Manufacturers have spent years chasing more data, but the real advantage comes from better data. Raw information has limited value until it’s framed by operational meaning — machine state, quality outcomes, environmental conditions, and human context.
Context transforms data into intelligence. Edge systems capture what’s happening, cloud infrastructure interprets why, and composable applications translate that understanding into action. A reading on a temperature sensor becomes powerful only when tied to process conditions and timing; otherwise, it’s just noise.
AI thrives on this structured context. When systems understand not just what occurred but why, they can make smarter recommendations and anticipate change. The focus is shifting from data accumulation to data coherence — from collecting everything to connecting what matters.
Modern manufacturing is inherently hybrid. Real-time responsiveness requires local processing, while strategic visibility depends on the cloud. Balancing those layers determines how intelligence scales across an enterprise.
Hybrid architectures make it possible to decide dynamically where computation happens — at the machine, across a line, or within global analytics systems. Each choice depends on latency, security, and the sensitivity of the task. The goal isn’t centralization, but harmony between systems: data processed where it’s most efficient, insights shared wherever they add the most value.
Composability provides the foundation for that balance. By designing systems that can compose, orchestrate, and evolve, manufacturers ensure that AI grows responsibly. “Composing” creates modular workflows, “orchestrating” governs and coordinates them securely, and “evolving” keeps them aligned as context changes. Together, these principles describe a cycle of continuous learning — the mechanism through which AI becomes part of the operational fabric.
Generic AI models rarely grasp the nuance of production environments. Manufacturing requires domain-specific intelligence — systems trained on real operational data, designed to reason within process constraints. These models understand variability, context, and the consequences of decisions in ways general-purpose AI cannot.
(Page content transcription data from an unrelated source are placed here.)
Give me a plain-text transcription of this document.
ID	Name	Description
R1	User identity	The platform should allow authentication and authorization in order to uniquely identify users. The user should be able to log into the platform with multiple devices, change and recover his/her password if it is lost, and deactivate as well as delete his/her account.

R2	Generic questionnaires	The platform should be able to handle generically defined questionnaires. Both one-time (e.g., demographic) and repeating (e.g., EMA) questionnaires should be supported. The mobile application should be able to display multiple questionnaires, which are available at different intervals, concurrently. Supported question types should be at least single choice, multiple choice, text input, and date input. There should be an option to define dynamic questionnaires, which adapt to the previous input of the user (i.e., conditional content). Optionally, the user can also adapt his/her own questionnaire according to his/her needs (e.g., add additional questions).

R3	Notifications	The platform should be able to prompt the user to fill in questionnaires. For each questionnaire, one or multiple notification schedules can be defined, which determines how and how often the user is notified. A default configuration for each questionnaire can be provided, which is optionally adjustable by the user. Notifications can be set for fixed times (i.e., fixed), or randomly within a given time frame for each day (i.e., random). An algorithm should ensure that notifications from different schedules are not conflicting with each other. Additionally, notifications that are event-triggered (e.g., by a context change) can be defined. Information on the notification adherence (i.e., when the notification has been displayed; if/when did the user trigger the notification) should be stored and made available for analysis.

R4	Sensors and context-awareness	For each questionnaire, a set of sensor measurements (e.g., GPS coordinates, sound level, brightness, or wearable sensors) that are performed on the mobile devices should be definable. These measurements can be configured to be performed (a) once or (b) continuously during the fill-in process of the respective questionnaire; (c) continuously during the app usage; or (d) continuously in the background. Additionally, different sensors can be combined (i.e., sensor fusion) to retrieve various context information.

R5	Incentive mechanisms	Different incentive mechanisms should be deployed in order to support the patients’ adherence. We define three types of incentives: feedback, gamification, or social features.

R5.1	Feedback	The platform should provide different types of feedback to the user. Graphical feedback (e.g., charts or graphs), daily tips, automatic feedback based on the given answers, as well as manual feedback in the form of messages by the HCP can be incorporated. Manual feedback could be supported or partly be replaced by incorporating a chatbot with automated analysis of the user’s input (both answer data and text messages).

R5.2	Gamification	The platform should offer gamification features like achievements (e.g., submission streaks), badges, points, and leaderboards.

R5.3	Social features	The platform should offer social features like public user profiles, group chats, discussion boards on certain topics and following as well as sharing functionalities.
Equally important, AI must remain human-centered. The goal isn’t full autonomy; it’s augmentation. Assistive tools that summarize data, guide troubleshooting, or automate documentation give operators more bandwidth for creative and analytical work. They build trust by demonstrating that AI can simplify complexity rather than obscure it.
Industrial AI is most powerful when it mirrors how manufacturing teams operate: collaboratively, incrementally, and with purpose. The outcome isn’t a hands-off factory but a smarter partnership between people and intelligent systems.
The Next Shift
The Next Shift captured a turning point in manufacturing’s evolution. Connectivity, composability, and AI are no longer abstract concepts — they are becoming the shared language of modern production. The factories leading this transformation are defined not by what technologies they deploy, but by how they connect systems, empower people, and create continuous feedback between the two.
This shift is both architectural and cultural. It depends on open collaboration between infrastructure providers, technology platforms, and the manufacturers who bring these systems to life. As the partnership between Tulip, Zebra, and AWS demonstrates, the connected factory of the future is already being built — one context-rich decision at a time.